Southbeach brings together ideas from many different analytical methodologies and brainstorming styles.
Southbeach Modeller does not automate each method individually; rather, it provides a unified notation and creativity engine. One tool; many methods.
For example, the concept of a 'harmful' function counteracting a 'useful' function, may be called a 'blocker' in one method, and a 'problem' in another.
Similarly, almost all methods divide 'problems' into parts. How they do this varies hugely. In Southbeach, a 'separation' is used. This is represented in the software using tabs or canvas grids.
Unlike a drawing tool, elements in a Southbeach model inherit attributes from the tab or grid cell in which they are placed. These attributes, and additional user-defined tags, can be referred to in creativity rules, guiding the development of the model (elaboration), analysis of the situation (problem solving), and to generate ideas (creativity).
Do I need Southbeach?
If you are looking for the best single-purpose software that perfectly emulates a single method, you won't find that in Southbeach. If, however, you are looking for a common tool with which to work with a number of standard methods, Southbeach is for you.

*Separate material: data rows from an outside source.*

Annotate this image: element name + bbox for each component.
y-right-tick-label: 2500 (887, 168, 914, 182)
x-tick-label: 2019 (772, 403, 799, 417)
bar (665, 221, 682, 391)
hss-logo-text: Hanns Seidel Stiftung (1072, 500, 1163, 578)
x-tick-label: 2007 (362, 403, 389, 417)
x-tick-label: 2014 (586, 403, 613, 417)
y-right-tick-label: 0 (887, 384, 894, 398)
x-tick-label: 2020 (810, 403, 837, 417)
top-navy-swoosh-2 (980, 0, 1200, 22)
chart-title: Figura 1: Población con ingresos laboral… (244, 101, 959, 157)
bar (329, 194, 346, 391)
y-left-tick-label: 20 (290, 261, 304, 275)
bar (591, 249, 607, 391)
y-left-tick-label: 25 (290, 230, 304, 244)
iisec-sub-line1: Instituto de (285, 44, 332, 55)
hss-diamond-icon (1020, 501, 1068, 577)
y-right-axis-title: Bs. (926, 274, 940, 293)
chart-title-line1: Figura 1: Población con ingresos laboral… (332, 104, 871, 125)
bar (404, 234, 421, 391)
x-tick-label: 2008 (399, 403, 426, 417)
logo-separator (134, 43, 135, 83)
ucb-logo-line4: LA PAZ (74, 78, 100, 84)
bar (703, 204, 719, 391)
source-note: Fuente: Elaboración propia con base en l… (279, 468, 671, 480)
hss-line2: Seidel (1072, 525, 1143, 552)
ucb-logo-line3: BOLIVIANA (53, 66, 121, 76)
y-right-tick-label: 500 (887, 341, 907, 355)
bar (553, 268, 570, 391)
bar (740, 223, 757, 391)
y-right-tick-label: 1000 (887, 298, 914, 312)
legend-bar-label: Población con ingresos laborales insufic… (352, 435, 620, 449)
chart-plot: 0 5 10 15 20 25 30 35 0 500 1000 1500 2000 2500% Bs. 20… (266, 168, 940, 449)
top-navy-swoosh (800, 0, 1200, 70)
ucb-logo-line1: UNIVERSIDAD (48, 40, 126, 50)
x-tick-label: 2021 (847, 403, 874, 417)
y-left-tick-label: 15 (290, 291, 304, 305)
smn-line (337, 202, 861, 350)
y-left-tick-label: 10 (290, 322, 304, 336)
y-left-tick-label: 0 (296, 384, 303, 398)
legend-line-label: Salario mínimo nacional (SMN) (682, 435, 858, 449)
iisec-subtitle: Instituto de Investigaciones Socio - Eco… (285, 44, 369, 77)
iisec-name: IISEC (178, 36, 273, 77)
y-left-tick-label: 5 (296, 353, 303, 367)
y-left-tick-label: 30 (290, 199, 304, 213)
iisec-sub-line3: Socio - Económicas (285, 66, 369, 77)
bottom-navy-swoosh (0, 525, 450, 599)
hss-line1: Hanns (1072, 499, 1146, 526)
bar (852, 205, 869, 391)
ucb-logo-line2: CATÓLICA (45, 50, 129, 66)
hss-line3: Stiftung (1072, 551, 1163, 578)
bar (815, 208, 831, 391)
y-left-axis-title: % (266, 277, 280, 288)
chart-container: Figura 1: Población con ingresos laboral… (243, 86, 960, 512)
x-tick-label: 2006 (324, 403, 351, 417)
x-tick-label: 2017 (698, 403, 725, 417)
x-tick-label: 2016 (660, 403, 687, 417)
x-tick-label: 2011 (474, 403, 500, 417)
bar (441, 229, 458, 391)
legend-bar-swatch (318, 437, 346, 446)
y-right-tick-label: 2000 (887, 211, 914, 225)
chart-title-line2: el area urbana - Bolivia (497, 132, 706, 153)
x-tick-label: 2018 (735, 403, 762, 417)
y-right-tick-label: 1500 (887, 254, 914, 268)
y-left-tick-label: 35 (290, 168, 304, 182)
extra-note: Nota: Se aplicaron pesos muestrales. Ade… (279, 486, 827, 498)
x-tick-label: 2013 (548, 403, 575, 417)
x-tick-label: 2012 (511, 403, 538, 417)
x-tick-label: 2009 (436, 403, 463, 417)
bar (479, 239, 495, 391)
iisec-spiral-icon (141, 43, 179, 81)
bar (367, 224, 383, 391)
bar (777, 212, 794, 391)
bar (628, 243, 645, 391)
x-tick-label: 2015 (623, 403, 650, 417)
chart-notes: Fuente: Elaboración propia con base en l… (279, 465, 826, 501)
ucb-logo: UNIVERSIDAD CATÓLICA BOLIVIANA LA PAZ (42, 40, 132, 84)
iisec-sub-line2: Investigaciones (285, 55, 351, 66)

By using a common tool, covering 80% of requirements, you gain the advantage of being able to develop templates, reusable models, creativity rules, reports and tag libraries, that work across all of the content you develop in your work. For the special cases where you need a dedicated tool for a specific method, there is nothing to stop you complementing your use of Southbeach with other softare.
Process engineers, for example, use Southbeach to capture the useful and harmful aspects of a process they are re-designing. They would use Southbeach with their team to generate ideas and strategies for process improvement. They may then use a purpose-built process modelling tool afterwards to set out the details of the new design. Only Southbeach, however, can capture what is useful and harmful about the current design or a proposed design change, from the perspective of all stakeholders and all requirements, thus resolving the contradictions.
In similar vane, a systems dynamics expert could use Southbeach before they model stocks and flow to determine requirements for a needed simulation model. Non-technical team members may relate to Southbeach more readily than if the consultant were to immerse them in the details of the mathematics of stock-and-flow models.
We hear of enterprise architects who switch freely between Southbeach and dedicated EA tools, for similar reasons.
Despite the professional features of Southbeach, including its rich notation, tags and tag library, user-extensible rules and reporting, it could never substitute for a full blown EA tool supporting TOGAF, UML or SysML. Nevertheless, some architects have found it convenient to move part of their work into Southbeach. They use it to model the useful and harmful aspects of existing or proposed architectures, for team facilitation and for stakeholder interview.
The models they create, and the ideas generated from them, are maintained throughout a transformation project, helping to keep everyone on the same page.